‘Stop deciding ahead of time what to discover.’ (John Shotter)
It’s summer in the UK – holiday season. And I dislike planned holidays. I love to take holidays…but to decide and organise every detail in advance feels like sucking the life, the oxygen, the fun out of it! This can of course prove very tricky when sharing holidays with plan-ful people. For me, it’s a tight-loose principle. It’s about ensuring just enough structure to make it happen and, at the same time, lots of flex and freedom for serendipitous encounters and unexpected adventures to emerge.
I like the joy, excitement and stimulation of not-yet-knowing so the idea of planned discovery feels strangely paradoxical to me. How can we know for definite in advance what we may discover? It’s like a training course where we formulate learning outcomes in advance: ‘This is what you will learn.’ How would it be if we were to frame it differently: ‘This is the material we plan to cover. Come prepared for an exciting adventure of discovery! Who knows where the journey could lead?’

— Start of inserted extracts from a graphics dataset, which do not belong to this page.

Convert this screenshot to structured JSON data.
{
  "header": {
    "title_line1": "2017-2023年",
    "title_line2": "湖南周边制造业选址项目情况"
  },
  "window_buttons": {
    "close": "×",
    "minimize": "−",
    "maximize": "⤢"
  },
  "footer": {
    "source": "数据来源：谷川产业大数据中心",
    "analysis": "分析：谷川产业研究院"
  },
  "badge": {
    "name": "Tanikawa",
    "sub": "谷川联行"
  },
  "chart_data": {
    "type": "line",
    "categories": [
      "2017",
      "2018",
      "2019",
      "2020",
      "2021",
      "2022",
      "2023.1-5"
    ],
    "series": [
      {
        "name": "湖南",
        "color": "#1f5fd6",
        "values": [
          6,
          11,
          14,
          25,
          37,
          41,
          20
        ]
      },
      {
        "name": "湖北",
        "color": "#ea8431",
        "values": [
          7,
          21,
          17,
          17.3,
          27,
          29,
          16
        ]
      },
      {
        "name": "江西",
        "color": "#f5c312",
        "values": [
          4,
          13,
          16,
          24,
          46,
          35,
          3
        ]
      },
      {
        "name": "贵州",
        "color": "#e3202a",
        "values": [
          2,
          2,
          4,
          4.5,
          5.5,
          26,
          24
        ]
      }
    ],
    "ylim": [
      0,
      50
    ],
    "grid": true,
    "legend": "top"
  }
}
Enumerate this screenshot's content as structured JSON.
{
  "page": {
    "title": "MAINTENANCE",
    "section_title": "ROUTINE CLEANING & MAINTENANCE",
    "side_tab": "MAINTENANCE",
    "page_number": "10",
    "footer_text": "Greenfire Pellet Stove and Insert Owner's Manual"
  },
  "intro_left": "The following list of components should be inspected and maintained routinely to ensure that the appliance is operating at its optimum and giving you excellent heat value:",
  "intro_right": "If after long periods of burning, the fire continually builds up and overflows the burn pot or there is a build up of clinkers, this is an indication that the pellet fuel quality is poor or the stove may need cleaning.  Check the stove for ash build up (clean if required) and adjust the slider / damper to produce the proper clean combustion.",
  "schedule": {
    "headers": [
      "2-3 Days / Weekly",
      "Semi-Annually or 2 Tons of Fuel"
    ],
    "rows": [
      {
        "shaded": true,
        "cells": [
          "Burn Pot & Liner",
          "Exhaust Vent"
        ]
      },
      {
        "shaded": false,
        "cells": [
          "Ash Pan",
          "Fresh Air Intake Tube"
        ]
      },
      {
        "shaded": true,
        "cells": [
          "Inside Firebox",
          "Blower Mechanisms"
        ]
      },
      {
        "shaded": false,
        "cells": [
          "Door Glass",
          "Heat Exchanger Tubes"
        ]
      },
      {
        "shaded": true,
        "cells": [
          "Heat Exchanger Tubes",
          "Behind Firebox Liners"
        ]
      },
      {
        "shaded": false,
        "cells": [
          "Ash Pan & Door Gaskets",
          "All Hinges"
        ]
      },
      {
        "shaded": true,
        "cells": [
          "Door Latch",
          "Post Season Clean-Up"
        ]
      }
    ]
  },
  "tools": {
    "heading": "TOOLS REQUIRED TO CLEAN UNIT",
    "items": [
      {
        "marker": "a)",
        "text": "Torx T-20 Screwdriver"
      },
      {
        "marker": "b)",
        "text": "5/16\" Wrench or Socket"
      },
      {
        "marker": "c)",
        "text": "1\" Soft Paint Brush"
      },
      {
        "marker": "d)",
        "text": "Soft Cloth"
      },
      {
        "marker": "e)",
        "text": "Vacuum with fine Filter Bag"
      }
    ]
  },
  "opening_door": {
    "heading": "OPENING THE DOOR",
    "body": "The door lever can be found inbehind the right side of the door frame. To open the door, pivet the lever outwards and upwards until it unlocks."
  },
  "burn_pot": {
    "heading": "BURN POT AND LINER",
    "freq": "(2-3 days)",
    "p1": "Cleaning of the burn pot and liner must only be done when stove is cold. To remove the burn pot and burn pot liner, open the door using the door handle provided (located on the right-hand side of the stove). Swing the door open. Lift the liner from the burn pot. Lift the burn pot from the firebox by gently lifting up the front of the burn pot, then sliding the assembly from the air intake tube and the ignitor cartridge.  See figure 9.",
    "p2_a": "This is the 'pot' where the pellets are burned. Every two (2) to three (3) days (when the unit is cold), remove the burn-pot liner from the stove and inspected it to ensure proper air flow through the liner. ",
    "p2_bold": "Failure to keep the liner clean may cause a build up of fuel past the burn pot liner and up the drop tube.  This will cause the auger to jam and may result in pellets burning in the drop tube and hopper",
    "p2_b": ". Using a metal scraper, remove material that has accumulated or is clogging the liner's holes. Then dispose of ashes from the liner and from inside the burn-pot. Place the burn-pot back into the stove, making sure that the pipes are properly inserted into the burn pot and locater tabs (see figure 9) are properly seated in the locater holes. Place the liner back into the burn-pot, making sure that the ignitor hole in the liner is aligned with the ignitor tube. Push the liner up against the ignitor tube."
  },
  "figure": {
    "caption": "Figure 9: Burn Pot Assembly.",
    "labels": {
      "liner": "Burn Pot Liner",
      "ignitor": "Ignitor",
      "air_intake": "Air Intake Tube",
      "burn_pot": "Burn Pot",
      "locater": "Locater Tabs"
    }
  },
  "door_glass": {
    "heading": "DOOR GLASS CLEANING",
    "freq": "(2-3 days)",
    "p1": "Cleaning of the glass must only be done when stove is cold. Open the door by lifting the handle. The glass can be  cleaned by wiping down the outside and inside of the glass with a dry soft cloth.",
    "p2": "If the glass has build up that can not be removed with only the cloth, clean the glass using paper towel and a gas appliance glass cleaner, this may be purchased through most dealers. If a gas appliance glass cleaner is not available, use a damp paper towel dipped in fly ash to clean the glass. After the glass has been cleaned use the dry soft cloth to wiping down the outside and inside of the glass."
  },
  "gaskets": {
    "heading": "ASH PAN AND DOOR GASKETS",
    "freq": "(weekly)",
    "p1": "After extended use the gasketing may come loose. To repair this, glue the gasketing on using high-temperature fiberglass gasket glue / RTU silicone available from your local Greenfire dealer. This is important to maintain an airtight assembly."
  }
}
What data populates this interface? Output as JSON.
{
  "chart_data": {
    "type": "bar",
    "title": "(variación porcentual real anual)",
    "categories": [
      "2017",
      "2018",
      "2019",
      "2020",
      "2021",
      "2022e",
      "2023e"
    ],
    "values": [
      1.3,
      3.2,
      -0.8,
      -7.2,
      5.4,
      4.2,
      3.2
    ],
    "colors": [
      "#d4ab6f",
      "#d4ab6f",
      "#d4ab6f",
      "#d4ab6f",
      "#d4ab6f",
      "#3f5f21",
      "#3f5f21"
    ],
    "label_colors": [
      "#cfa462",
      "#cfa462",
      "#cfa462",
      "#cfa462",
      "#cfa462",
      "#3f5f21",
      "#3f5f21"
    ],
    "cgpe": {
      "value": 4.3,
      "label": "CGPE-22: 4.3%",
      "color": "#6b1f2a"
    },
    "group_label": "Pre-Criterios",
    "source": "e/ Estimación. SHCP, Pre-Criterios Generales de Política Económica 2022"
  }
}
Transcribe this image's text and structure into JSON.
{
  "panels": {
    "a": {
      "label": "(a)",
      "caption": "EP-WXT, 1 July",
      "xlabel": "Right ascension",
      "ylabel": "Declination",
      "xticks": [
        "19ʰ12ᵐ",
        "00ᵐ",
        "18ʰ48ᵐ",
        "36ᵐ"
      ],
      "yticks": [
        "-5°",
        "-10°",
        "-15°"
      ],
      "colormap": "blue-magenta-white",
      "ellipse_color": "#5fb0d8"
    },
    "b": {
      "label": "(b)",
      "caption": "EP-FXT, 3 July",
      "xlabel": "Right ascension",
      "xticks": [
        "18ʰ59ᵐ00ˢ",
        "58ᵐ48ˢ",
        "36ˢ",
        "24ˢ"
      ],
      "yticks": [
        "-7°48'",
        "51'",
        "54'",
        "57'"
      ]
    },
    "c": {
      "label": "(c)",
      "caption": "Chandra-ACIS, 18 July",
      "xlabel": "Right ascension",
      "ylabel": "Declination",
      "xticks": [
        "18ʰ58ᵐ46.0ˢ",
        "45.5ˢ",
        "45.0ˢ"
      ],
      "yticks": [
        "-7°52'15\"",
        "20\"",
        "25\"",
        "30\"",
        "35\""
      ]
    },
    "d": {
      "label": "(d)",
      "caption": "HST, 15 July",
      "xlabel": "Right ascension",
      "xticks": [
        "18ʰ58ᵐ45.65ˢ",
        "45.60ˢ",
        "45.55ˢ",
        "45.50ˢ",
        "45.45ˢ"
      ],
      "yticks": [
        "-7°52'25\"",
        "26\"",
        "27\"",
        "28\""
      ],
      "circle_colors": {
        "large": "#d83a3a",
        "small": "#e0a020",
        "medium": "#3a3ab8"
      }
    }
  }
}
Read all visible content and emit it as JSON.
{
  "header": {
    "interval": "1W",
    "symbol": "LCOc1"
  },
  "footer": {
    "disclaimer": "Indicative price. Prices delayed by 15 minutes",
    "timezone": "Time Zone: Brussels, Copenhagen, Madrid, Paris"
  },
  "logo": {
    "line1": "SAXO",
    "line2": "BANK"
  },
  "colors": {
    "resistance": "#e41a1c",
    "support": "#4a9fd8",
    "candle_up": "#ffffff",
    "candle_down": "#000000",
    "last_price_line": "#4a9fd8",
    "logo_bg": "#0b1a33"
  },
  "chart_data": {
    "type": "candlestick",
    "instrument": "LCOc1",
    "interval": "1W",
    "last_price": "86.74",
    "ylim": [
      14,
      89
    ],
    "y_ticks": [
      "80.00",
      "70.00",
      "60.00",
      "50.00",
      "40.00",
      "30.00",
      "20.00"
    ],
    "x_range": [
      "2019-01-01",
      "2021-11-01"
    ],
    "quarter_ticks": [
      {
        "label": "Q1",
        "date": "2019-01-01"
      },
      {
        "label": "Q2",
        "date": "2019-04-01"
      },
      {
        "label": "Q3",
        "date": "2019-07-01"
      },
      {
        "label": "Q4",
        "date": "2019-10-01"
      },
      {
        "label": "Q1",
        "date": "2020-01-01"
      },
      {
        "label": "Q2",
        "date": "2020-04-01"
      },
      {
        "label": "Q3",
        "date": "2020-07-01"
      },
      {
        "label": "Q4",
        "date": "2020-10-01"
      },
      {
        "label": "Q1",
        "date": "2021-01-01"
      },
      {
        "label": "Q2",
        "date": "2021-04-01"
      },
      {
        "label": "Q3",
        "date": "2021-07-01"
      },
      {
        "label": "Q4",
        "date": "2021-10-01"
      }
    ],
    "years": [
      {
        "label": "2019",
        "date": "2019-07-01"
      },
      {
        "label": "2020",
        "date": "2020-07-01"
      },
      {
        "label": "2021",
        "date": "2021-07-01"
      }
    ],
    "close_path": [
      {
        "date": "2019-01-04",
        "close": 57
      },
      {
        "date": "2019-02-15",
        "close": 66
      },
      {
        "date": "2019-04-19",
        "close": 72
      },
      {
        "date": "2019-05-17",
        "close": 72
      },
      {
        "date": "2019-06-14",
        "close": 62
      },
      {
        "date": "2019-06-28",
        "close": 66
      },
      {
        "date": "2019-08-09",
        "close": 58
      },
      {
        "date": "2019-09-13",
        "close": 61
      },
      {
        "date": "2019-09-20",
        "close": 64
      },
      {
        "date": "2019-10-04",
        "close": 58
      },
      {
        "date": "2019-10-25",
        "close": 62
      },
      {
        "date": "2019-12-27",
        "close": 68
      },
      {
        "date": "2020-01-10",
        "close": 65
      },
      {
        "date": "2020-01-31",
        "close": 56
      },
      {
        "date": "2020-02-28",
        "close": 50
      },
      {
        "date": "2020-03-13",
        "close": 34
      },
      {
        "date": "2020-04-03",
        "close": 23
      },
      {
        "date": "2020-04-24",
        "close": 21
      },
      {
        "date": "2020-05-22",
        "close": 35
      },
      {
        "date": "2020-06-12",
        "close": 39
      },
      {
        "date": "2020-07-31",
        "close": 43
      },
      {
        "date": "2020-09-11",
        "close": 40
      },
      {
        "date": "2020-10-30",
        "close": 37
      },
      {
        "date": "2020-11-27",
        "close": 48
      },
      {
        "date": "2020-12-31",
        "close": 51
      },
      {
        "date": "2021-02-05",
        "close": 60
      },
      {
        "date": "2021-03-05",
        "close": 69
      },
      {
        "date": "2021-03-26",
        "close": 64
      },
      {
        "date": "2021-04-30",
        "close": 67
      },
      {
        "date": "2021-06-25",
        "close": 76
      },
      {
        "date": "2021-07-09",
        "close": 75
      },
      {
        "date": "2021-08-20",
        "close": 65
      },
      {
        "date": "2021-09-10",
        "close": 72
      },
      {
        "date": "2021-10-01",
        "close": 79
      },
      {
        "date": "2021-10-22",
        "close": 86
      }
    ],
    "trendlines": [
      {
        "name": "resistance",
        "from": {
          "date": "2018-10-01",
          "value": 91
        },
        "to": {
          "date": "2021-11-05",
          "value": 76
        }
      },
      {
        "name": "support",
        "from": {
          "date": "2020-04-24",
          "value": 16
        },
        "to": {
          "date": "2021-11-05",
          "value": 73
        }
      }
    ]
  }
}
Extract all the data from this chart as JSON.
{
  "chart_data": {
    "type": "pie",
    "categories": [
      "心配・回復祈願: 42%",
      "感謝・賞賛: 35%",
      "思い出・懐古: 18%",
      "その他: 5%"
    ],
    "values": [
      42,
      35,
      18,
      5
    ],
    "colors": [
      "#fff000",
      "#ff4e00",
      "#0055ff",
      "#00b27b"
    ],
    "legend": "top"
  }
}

The same can be true of team meetings or conversations with colleagues. How quickly we fall into formulaic patterns and routines. It creates a sense of predictability, which can be good, yet often leads to frustration and boredom. It engenders what Heidegger calls listening as ‘already listening’, that is, listening, anticipating and interpreting through the filter of what we have already decided or believe. How different it would be if we were to meet each other in an excited spirit of inquiry!
So discovery can bring fresh energy, inspiration and innovation – yet what can we do to foster the conditions for it without trying to prescribe or design it ahead of time? Here are some ideas: Firstly, practise curiosity: be willing to not-know, experiment, take a risk. Secondly, be disruptive: do something different, try a new method, meet in a different place. Thirdly, step outside: visit other organisations, join cross-cultural teams, network widely. Try it – and see what you discover!